Third, regardless of indication, the majority of patients in this trial received mechanical ventilation for a short time; in both groups, about 20% died and 40% were extubated alive within 3 days of randomization. This is a much higher rate of both early death and early successful extubation compared with an international cohort with respiratory failure.² This raises the question of whether there was enough exposure to the ASV intervention for it to exert any beneficial effect; the benefits of an automated adaptive ventilation system being presumably greater when a longer duration of ventilation provides more impetus for and benefit from adaptation to changing clinical characteristics over time. Of note, these 2 factors—indication for ventilation and duration of ventilation—which in this case may be diluting a possible treatment effect, could be a major threat to trial validity if a noninferiority design were used, as they would systematically bias the results toward the (noninferiority) null.

Fourth, the trial was conducted in centers of excellence with experience in administering mechanical ventilation. For example, screening for readiness to wean and extubate 3 times daily, as implemented in this study, is not standard practice in many ICUs and exceeds usual care.⁷ As a result, the control group in this trial likely represents a form of optimized, expert-delivered conventional ventilation rather than the heterogeneous usual care encountered across most health systems.
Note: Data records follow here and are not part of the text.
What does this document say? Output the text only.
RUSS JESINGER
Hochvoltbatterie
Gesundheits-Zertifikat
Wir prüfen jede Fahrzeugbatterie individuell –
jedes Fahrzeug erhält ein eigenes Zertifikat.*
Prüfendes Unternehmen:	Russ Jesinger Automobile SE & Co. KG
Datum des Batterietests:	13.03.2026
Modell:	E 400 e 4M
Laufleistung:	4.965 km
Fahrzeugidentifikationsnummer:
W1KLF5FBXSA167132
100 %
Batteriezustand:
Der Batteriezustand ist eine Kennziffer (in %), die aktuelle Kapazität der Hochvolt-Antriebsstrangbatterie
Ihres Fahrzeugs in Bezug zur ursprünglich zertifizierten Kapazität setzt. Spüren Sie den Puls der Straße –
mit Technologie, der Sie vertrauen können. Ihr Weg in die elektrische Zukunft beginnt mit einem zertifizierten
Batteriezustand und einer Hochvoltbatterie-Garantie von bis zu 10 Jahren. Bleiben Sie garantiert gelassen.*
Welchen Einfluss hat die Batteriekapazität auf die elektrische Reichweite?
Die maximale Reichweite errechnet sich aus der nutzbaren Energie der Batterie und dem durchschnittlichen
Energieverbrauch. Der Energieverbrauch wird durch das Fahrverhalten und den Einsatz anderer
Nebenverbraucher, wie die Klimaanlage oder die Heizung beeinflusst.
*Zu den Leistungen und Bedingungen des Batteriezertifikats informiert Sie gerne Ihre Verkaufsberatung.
This again may have obfuscated any treatment effect of ASV.

In this trial, the investigators impressively screened, enrolled, and randomized patients within 1 hour of intubation. Rapid enrollment was accomplished using a deferred consent model that allowed the investigators to initiate the study-assigned ventilation protocol promptly and avoid significant contamination from “wild-type” ventilation for hours or days before enrollment. This process of enrollment aligns with consent processes during usual clinical care, in which technical issues that do not affect patient autonomy, such as ventilator mode, are usually not discussed with patients or their families.⁸ Unfortunately, the rapid enrollment was accompanied by withdrawal of nearly 20% of the randomized cohort when subsequent consent was not obtained. Postrandomization exclusions are a serious threat to study internal validity, particularly in open-label trials.⁹ This situation is akin to a trial with a 20% loss to follow-up for the primary outcome, but it is actually worse because the baseline characteristics of these randomized but subsequently excluded patients are not known. Even if the rates of withdrawal are similar across treatment groups, bias may still be present. We appreciate the ethical principles for requiring consent for use of data, but this requirement diminishes science and benefits neither these particular study patients nor society at large—both have the potential to benefit from a well-conducted study.^10-13

Is it time to simply “set it and forget it”—to let the ventilator do the thinking for us? Not just yet. While closed-loop modes hold significant promise, the field is not ready to put ventilator management on autopilot. The neutral findings of the trial should not be interpreted as evidence against closed-loop ventilation. Rather, one might hypothesize that the effectiveness of such physiologically driven systems may be greater in patients with more severe forms of respiratory failure. In this setting, a demonstration of noninferiority may be enough to drive adoption. Open questions remaining include (1) the most appropriate patient population—likely those with acute respiratory failure, higher elastance, elevated respiratory drive, and a greater risk of ventilator-induced lung injury or diaphragm dysfunction; (2) when to use—early in the course, but likely after some stability of clinical severity has been established; (3) how much human oversight of adaptive ventilation is required; (4) how artificial intelligence should be integrated into closed-loop systems; and (5) how clinician expertise should be maintained while implementing these technological advances.